Charleston UK and Charleston SC epitomize the theory of six degrees of separation. Charles Anson and Juliet Nicolson, who live close to Charleston, Sussex, have unexpected local connections. Charles Anson, former British Diplomat and Press Secretary to the Queen, is a descendant of Admiral George Anson, who was stationed in Charleston, SC, in the 1720s. The Admiral was a popular figure in 1720s Charleston, where he acquired land, built a home and sold plots forming the residential area of Ansonborough. He subsequently became First Lord of the Admirality and was known as the father of the modern British Navy when it was at its most powerful.

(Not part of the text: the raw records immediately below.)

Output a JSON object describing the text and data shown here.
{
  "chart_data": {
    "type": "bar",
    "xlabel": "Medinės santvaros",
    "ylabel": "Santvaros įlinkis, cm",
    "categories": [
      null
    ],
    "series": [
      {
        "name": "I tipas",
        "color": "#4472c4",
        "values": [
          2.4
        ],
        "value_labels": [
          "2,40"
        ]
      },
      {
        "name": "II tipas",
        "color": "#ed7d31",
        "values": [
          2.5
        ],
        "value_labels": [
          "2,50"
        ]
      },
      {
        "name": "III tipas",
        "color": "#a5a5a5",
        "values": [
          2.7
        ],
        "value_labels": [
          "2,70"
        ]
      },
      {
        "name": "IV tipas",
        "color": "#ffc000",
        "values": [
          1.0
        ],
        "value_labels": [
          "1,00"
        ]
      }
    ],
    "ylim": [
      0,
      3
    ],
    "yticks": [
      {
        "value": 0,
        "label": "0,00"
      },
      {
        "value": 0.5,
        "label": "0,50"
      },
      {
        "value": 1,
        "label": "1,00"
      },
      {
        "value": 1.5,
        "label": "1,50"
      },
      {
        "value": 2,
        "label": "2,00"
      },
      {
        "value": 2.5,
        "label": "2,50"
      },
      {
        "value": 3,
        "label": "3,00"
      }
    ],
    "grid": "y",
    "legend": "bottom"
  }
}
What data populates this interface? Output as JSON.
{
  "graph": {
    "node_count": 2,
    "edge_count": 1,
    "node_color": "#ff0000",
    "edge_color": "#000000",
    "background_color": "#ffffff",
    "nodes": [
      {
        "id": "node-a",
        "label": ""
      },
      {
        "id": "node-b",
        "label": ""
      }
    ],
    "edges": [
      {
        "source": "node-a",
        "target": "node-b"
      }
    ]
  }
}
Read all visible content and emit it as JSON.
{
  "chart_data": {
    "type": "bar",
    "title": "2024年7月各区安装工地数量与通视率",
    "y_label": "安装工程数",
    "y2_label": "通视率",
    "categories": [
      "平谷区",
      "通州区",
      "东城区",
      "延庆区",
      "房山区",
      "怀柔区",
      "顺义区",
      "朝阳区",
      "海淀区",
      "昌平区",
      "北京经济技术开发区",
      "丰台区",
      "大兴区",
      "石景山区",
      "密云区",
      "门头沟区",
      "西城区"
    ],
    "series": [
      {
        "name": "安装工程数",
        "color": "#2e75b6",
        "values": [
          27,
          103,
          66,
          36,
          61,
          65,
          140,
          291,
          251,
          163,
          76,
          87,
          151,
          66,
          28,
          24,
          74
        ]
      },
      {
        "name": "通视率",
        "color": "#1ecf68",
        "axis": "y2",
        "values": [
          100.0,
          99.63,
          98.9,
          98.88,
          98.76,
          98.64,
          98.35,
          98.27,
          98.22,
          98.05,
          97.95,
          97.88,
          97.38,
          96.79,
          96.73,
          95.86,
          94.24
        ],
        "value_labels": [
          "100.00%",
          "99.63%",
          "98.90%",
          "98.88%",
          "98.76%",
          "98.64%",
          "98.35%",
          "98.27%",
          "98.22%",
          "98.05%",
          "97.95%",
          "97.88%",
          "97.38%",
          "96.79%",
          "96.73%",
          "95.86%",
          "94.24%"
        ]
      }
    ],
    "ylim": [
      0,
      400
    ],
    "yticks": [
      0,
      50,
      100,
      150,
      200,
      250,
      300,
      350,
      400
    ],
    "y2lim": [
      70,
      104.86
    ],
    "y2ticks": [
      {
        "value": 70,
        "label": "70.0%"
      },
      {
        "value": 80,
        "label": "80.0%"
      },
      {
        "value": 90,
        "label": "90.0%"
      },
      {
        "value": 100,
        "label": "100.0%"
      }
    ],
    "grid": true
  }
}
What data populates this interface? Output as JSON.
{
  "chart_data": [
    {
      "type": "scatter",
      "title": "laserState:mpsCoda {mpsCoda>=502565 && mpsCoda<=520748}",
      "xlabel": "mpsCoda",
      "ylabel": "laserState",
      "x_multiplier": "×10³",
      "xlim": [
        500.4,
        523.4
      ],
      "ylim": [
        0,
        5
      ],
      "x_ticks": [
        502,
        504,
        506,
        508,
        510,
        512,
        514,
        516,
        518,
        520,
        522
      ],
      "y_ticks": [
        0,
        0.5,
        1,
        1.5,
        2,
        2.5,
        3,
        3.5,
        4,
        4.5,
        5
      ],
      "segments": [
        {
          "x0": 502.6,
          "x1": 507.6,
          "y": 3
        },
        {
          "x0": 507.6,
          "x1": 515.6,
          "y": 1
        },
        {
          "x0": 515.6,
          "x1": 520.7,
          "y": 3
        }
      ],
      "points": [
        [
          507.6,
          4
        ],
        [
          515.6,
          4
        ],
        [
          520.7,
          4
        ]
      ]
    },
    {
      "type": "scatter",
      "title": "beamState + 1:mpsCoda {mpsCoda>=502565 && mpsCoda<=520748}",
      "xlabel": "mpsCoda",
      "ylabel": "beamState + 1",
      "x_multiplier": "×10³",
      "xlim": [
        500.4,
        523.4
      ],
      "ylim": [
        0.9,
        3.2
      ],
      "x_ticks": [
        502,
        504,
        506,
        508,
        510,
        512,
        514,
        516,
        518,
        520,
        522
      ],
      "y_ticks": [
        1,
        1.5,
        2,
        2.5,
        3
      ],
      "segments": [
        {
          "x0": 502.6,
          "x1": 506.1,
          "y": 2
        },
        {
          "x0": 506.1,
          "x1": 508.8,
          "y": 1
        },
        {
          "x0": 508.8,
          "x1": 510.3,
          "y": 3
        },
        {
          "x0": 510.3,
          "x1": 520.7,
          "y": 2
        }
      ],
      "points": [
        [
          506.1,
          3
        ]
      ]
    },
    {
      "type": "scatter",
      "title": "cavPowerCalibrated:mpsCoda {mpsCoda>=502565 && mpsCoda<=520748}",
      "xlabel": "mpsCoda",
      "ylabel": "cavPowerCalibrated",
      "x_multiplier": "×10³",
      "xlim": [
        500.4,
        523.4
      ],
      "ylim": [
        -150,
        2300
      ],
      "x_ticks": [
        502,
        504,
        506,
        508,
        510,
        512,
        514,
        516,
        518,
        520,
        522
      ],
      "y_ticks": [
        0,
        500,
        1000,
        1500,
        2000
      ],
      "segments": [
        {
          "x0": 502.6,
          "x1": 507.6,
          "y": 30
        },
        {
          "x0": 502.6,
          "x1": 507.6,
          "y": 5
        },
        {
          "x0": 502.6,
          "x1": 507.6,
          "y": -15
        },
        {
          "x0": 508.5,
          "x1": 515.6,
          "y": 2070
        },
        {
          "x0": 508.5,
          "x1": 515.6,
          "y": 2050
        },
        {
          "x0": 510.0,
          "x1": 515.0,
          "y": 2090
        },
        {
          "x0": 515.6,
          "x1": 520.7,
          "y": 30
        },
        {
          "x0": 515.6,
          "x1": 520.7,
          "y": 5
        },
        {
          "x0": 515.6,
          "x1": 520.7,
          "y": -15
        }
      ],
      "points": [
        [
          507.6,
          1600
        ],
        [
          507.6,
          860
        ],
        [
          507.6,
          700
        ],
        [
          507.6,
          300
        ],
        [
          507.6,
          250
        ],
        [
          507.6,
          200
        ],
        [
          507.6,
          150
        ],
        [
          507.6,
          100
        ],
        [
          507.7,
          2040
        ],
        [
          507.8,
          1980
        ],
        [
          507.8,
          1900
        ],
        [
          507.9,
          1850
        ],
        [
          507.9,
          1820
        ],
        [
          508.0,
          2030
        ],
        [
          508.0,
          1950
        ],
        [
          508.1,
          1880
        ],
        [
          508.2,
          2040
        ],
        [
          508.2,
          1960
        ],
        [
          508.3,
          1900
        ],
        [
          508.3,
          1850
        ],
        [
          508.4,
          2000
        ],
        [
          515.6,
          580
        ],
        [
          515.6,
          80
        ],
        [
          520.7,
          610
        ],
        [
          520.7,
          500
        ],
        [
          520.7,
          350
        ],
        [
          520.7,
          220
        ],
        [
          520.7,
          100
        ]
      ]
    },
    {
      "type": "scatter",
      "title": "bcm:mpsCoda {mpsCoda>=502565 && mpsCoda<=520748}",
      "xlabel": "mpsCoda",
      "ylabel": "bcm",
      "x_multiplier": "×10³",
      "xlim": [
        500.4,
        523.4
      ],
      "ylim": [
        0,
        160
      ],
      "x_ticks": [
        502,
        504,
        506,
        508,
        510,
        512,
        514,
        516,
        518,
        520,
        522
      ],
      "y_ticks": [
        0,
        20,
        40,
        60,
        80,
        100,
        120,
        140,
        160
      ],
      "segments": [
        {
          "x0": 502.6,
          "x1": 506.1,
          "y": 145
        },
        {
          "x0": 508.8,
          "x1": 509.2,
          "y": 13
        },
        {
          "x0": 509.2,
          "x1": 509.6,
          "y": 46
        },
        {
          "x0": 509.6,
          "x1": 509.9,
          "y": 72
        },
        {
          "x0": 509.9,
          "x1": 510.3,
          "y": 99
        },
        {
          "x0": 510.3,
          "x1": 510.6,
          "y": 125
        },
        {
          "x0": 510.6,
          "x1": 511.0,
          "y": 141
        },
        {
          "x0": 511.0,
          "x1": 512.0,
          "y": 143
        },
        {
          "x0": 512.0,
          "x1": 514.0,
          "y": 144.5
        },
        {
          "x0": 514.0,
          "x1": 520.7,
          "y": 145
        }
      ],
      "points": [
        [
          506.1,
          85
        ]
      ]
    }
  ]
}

Juliet Nicolson, granddaughter of author and gardener Vita Sackville-West (to whom Virginia Woolf's gender shifting novel, Orlando, was dedicated) also has an unusual link to Charleston in SC. The son of two of her grandmother's servants at Sissinghurst Castle resided in Charleston, SC in great luxury and style in the 1960s. Having lived as a man for thirty years, he was one of the first to undergo gender re-assignment in 1968, with financial help provided by the actress Margaret Rutherford and the heiress Isabel Whitney. On Whitney's death, Dawn Pepita, as the former Gordon was now known, inherited a fortune and bought an 1840s mansion in Charleston's Ansonborough district, where she wed her much younger butler in the first legal inter-racial marriage in South Carolina, raised a daughter, published books and scandalized local society.
Charles Anson and Juliet Nicolson will elaborate on their intriguing ties with Charleston, SC. Edward Ball, author of Peninsula of Lies (which follows Dawn Pepita's tale), will be signing books at the reception.